One important thing that you will have to do, is to close the streams when you are done reading or writing data. Since errors can happen while you are working with the stream, make sure that you close the streams in the finally clause. Check the additional resources list for two interesting links on that topic.

Resources

MUST read

Additional resources

What Should I Know For The Test and The Exam?

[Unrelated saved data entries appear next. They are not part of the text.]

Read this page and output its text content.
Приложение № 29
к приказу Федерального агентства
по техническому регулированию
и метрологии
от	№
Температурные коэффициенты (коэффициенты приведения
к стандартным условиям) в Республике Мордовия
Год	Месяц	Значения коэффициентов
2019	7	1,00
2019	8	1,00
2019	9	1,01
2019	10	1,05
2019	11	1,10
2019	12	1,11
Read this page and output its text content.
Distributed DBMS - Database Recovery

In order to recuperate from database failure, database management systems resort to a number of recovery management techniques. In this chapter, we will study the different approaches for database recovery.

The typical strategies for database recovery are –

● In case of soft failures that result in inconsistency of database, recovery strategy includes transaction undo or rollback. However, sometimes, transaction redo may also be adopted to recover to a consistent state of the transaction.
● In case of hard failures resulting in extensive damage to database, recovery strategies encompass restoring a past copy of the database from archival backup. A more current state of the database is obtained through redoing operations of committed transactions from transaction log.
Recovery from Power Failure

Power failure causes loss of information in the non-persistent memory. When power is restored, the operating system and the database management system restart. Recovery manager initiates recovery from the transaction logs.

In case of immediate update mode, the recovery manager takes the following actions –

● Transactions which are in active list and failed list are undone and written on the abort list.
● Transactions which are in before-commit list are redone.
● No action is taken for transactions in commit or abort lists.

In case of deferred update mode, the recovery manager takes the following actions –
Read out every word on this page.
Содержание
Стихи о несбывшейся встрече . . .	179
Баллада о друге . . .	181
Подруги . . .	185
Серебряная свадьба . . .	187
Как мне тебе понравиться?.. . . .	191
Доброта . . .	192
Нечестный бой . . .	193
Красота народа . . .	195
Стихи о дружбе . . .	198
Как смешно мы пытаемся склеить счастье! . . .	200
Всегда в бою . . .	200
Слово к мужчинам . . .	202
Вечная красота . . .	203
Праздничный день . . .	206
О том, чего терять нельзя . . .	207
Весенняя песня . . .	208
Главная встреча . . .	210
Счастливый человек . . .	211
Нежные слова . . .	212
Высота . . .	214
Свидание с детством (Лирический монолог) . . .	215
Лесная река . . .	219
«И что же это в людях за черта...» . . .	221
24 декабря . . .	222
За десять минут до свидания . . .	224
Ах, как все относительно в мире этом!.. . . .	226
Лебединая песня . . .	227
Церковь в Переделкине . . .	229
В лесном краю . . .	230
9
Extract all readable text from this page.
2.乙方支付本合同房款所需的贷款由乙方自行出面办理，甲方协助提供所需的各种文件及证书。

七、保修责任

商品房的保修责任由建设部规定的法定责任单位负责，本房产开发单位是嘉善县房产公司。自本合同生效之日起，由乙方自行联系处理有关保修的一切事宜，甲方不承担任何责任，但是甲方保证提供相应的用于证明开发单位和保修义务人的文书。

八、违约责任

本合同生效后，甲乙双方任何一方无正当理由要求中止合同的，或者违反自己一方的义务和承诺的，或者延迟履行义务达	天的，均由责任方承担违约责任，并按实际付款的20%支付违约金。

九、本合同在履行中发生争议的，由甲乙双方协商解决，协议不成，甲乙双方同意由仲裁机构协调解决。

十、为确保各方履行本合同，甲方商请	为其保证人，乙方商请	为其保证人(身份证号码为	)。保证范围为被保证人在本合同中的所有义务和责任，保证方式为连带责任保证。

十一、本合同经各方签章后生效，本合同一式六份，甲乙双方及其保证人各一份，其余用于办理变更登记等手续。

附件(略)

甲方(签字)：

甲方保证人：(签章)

Here is a non-exhausive list of questions that you can expect in the written tests and exams:

  • Why can we say that the Java IO API is a universal API?
  • Explain the notions of source, sink and stream in context of IO processing.
  • What is the difference between an InputStream and a Reader?
  • What is the role of the FilterInputStreamclass?
  • Write a program that reads the content of a file A, converts all characters to uppercase and writes the result into a file B. Design a solution that makes it possible to apply this logic to a stream connected to any kind of source and sink (e.g. reads input from a network socket and writes output to a file, or vice-versa)
  • Write a class that allows you to read characters from a file, apply two different transformations (e.g. transform to uppercase, transform to lowercase) and write the resulting output into two files. You don't want to read the file twice, but only once. You don't know in advance what the two transformations will be. They will be implemented by two classes that extend the FilterWriter class.
  • Why is it better to read blocks of bytes in a single operation, instead of reading a single byte multiple times?
  • Write the code that is used to consume all bytes from a source connected to an InputStream.